Heretofore, "federal support" meant general fund transfers which would would either be offset, or added to the growing federal deficit. Private funding has been widely interpreted to mean that user fees, such as tolls, would have to be charged, which would rule out many projects, such as rural roads.
Hiking fuel taxes to pay for infrastructure would allow for public financing without need to offset or add to the deficit, and provides an alternative, or supplement to "tax credits for developers," which Senate Minority Leader Charles E. Schumer (D-N.Y.) has stated he would not support.
Polling in January showed that "66 percent of those surveyed said they oppose a plan that would grant close to $140 billion in tax credits to investors who put their money into roads, bridges and transit in return for the right to impose tolls." However, that poll didn't ask how respondents would view increasing gas taxes to pay for those investments.
In the interview, Trump pointed to support by truckers' groups for raising fuel taxes (yes, even diesel taxes) provided funds are used for road infrastructure.

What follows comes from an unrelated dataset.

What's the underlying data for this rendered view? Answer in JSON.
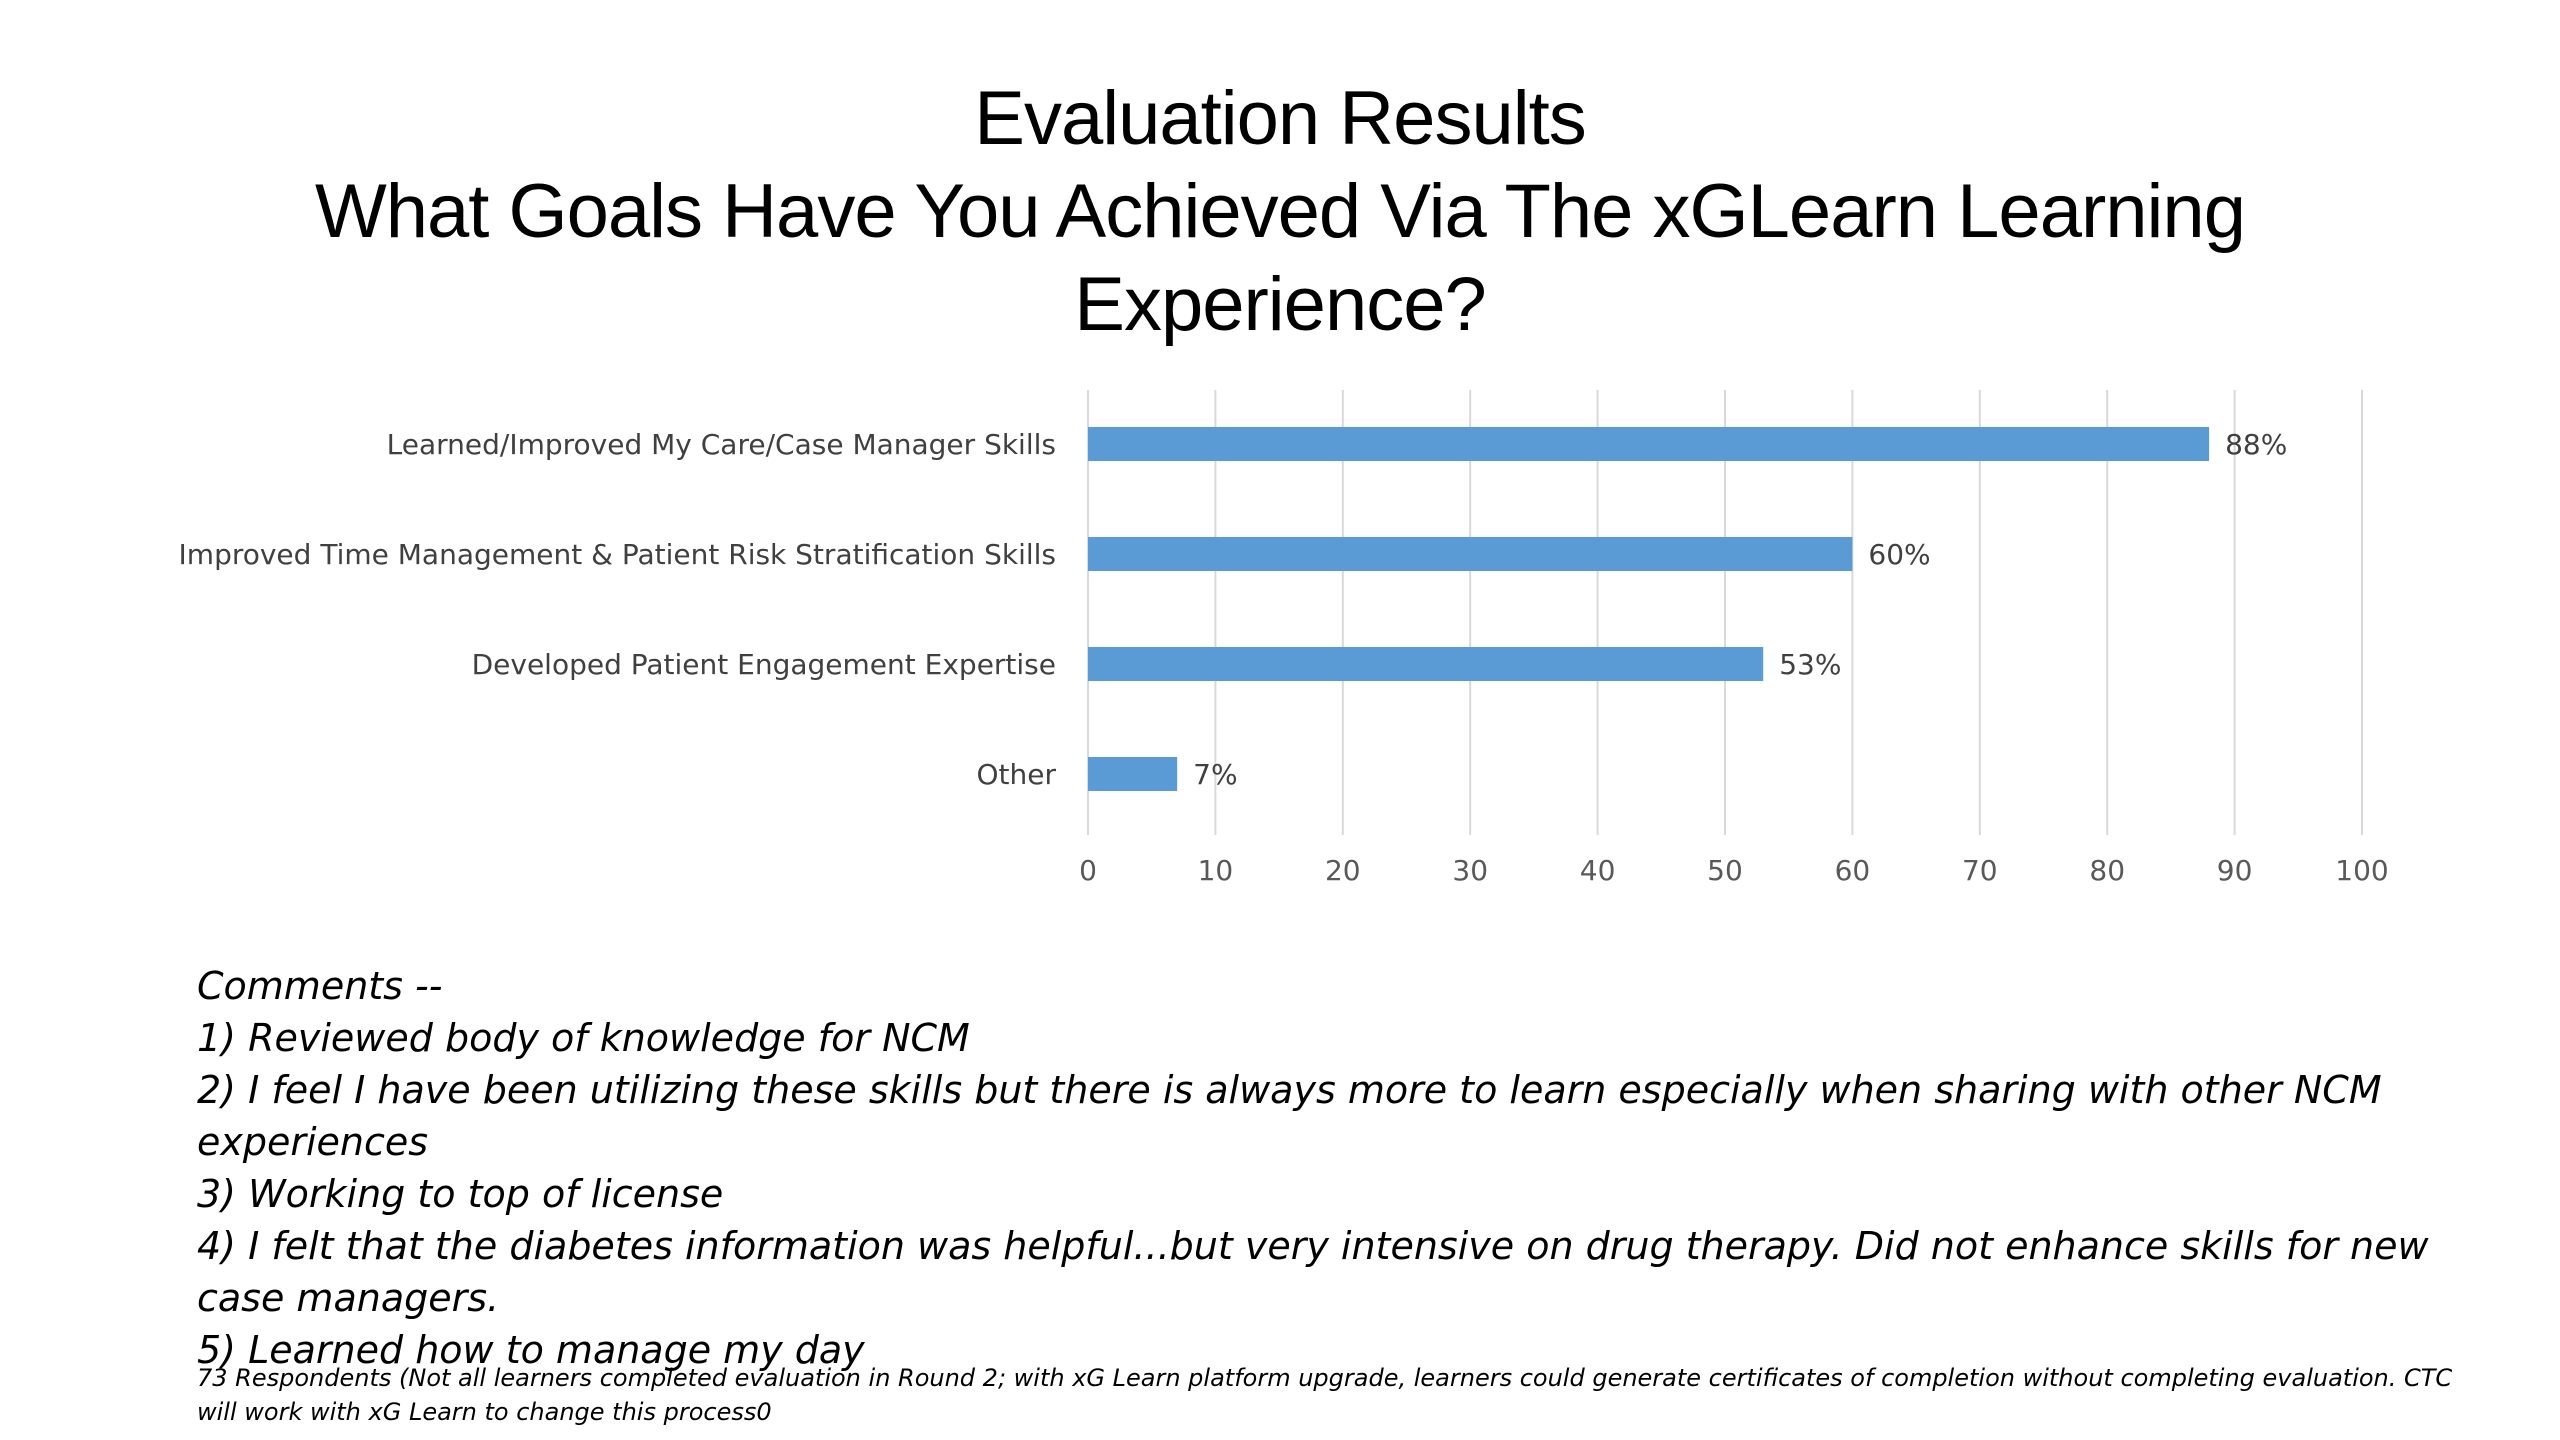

Trump released a one-page tax plan on April 26 that was silent on a gas tax, write the Bloomberg reporters who conducted the interview. They add:
White House Press Secretary Sean Spicer said Monday afternoon that Trump isn’t specifically supporting an increase -- but the president is keeping an open mind about it “out of respect” for trucking-industry interests who Spicer said support an increase as a way to pay for needed road improvements.
Perhaps all this "consideration" was merely throwing a bone to the trucking industry, who are known to be staunch opponents of road tolls?